By Shaylyn Martos
Lines that seem to carry on for eternity, hours in metal clunkers with no air-conditioning, and being scrutinized by people in uniform holding big rifles. The Tijuana-San Diego border crossing can be a place of terrors if you aren’t prepared.
Crossing the border is a normal experience for a mother, Abigail Arriero, and her two daughters, Marixa, 3, and Nicole, 1. Arriero is a San Diego City College student, a U.S. Legal Permanent Resident who also works in Lemon Grove, and her daughters are U.S. citizens.
They attend church twice a week and visit family very frequently in TJ. Arriero always carries her birth certificate, along with both of her daughters’, in the glove compartment of her car to expedite crossing. She keeps her “green card,” there as well.
One Sunday in September, after waiting two hours to cross back into the U.S., Arriero noticed that her brother had switched her birth certificates with his. The Border Patrol officer on duty approached Arriero’s car and asked for identification.

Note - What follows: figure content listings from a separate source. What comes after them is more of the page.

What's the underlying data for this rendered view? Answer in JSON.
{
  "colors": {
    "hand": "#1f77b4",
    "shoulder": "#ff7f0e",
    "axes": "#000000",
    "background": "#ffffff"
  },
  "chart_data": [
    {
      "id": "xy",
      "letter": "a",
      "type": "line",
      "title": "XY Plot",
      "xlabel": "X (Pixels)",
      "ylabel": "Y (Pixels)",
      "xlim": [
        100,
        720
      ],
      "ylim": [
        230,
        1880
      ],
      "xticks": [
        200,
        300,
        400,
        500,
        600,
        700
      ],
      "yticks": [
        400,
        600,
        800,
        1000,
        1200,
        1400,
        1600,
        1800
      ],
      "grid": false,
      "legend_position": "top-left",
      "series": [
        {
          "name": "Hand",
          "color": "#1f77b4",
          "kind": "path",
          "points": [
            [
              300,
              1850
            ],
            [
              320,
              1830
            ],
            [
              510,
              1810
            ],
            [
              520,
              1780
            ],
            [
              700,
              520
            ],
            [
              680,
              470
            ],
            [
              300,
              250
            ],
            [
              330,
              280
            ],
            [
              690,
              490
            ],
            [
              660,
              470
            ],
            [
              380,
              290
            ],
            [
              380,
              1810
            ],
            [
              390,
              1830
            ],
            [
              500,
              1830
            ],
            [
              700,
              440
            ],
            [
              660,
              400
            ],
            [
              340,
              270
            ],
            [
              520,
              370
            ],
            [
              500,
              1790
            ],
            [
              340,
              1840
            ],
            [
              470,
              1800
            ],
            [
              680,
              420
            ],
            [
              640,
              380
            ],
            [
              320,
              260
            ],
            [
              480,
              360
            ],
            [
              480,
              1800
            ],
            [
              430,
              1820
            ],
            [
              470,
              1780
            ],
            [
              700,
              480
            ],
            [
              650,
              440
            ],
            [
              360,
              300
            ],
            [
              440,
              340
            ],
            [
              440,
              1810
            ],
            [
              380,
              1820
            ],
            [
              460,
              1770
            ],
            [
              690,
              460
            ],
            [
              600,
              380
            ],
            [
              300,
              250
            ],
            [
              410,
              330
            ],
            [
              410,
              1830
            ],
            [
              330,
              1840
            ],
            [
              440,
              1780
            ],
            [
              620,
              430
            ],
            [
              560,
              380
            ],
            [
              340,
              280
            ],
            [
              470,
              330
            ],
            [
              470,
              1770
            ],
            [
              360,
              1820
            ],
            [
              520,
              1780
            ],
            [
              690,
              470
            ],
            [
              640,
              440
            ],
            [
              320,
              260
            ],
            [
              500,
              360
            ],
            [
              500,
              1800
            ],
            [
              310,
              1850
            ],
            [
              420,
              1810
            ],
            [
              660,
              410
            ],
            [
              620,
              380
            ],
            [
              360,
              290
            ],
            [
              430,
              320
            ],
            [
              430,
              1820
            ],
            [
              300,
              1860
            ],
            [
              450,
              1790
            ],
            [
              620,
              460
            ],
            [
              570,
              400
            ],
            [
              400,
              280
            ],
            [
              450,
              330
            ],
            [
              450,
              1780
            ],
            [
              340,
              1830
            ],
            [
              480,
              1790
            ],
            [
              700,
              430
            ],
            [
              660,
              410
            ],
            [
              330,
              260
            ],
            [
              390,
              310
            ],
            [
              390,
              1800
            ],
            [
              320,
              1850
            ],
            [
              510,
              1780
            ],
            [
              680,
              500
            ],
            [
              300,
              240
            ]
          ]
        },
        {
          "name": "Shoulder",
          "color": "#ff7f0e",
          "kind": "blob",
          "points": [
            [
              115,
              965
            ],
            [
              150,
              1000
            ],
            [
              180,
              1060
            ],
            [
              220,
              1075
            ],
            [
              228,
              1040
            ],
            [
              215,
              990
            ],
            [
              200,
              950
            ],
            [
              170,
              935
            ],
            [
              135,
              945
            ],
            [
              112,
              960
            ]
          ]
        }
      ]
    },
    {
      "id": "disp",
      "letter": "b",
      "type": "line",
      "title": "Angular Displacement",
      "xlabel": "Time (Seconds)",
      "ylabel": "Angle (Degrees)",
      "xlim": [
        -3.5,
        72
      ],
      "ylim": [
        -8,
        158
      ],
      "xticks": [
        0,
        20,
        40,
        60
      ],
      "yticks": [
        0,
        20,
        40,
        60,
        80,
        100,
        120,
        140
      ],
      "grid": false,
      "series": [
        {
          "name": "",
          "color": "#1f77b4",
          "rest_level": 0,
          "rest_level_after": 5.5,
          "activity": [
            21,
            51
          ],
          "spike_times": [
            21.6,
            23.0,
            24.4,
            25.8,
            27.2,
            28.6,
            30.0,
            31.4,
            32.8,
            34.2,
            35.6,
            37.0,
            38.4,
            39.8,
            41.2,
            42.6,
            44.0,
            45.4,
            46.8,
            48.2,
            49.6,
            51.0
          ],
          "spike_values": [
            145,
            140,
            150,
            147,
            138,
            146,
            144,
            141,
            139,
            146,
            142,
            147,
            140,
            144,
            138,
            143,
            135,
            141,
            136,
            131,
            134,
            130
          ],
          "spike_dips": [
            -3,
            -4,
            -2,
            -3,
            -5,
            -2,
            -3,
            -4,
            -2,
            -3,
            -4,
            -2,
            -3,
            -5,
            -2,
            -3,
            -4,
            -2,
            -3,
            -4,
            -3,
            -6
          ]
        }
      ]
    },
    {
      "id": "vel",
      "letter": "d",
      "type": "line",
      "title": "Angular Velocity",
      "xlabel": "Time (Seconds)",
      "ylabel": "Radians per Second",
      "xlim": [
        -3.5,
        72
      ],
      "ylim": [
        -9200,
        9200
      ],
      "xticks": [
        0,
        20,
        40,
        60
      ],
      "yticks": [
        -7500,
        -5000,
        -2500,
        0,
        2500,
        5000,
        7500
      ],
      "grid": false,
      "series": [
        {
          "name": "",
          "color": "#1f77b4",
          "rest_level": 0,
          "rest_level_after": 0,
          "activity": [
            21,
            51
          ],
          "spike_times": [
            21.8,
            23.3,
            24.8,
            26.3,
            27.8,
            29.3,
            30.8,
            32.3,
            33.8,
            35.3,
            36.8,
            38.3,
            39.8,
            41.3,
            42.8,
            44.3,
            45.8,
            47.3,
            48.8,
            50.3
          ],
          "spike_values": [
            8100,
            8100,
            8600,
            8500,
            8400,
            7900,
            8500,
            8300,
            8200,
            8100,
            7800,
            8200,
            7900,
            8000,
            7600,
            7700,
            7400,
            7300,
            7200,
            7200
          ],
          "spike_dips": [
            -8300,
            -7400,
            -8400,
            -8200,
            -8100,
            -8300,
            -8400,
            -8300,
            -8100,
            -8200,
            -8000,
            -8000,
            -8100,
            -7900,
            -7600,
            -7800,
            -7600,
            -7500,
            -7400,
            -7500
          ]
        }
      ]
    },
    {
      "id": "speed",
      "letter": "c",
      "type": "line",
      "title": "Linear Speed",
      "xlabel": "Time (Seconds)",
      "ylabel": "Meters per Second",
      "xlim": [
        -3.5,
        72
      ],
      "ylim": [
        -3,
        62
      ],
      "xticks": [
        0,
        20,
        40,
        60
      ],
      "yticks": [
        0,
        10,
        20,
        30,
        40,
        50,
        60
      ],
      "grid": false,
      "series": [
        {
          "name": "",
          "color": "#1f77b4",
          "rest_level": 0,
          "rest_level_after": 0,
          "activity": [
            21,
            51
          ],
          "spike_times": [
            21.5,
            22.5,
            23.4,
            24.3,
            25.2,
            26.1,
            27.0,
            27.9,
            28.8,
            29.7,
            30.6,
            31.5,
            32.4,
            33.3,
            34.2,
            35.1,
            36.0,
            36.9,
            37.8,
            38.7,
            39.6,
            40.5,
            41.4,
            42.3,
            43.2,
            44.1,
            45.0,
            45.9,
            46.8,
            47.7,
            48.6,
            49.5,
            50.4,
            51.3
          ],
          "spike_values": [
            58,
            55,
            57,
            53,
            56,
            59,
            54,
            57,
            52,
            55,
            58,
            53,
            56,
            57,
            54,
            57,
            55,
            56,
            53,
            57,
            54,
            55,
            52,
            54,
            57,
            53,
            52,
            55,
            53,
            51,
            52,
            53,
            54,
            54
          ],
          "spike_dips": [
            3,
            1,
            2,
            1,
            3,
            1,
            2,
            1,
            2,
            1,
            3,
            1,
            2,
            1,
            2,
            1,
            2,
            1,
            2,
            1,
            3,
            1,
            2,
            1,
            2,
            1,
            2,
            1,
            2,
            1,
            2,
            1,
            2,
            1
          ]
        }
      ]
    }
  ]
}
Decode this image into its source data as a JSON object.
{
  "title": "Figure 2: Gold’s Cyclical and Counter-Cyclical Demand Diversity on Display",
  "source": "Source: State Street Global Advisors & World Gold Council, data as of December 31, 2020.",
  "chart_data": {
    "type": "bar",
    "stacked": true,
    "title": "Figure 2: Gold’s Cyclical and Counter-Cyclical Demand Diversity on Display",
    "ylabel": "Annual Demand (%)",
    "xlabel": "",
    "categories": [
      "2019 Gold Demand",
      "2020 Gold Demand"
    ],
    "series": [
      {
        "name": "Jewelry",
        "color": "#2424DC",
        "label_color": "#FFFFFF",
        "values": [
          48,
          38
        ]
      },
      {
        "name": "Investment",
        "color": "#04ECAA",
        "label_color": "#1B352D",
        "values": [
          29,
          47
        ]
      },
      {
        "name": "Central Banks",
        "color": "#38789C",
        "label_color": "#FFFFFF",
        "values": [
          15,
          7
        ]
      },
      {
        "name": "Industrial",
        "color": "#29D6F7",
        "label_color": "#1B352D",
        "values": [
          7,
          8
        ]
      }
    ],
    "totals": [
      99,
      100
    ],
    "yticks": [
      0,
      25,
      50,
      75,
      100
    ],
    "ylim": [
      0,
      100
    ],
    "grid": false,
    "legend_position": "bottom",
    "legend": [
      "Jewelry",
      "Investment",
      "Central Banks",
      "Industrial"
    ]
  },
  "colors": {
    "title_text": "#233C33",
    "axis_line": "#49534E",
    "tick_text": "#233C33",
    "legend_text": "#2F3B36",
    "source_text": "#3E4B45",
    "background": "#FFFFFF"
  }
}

She said she didn’t have it.
“How long did you wait in the line?” he asked. “Why didn’t you look for it?”
Arriero was sent to the secondary area, and tried to stay cool in a car with no air conditioning and her two young daughters asleep in the backseat. She said she noticed at least seven officers standing around, chatting, as she sat and waited.
She noticed a man being questioned by the Border Patrol and heard an officer say, “I don’t speak Spanish. You need to speak English.” She tried to get out to help the man and translate but was told to stay in her car by the same officer who asked for her birth certificates.
“So these are your kids?” he asked.
She said yes, they are her kids.
“Are you sure, because this one doesn’t look like you,” he said.
He gestured to her youngest, Nicole, who resembles her African-American father and grandmother.
“I have the stretch marks to show it,” she told him. “These are my kids.”
He responded, “Oh you do? Lift up your shirt and show me.”
Arriero looked him in the eye and asked, “What did you say?”
It took a few, painfully tense, moments until he laughed and said, “Oh I was just kidding.”
Arriero said she was afraid to respond even though, “He was about to sexually harass me. I can’t say anything to them because of my status.”
Then he mentioned that her children were dirty, and she explained that they had been playing outside at their family’s church.
She asked if the officer could look up her birth certificates in his computer, since she crosses frequently. After searching her car and trunk thoroughly, she said he “messed them up.” He came back to Arriero and said he found their paperwork on file.
Arriero was able to cross that day, although she said she won’t let this horror happen again. To prevent this, she makes sure to have her birth certificate before she gets to the line. She also keeps multiple photos on her phone of herself with Nicole and her black relatives so no one else can question her daughter’s legitimacy.
She said she believes that the president, Donald Trump, has influenced the way the Border Patrol has been treating people crossing.
“I feel like they’re more comfortable. They’re so extra but not about their job,” she said. “They just like to mess with people.”
Between the Lines reached out to the Border Patrol to get their side of this story. At press time, no one was available for comment. We will continue to seek their input.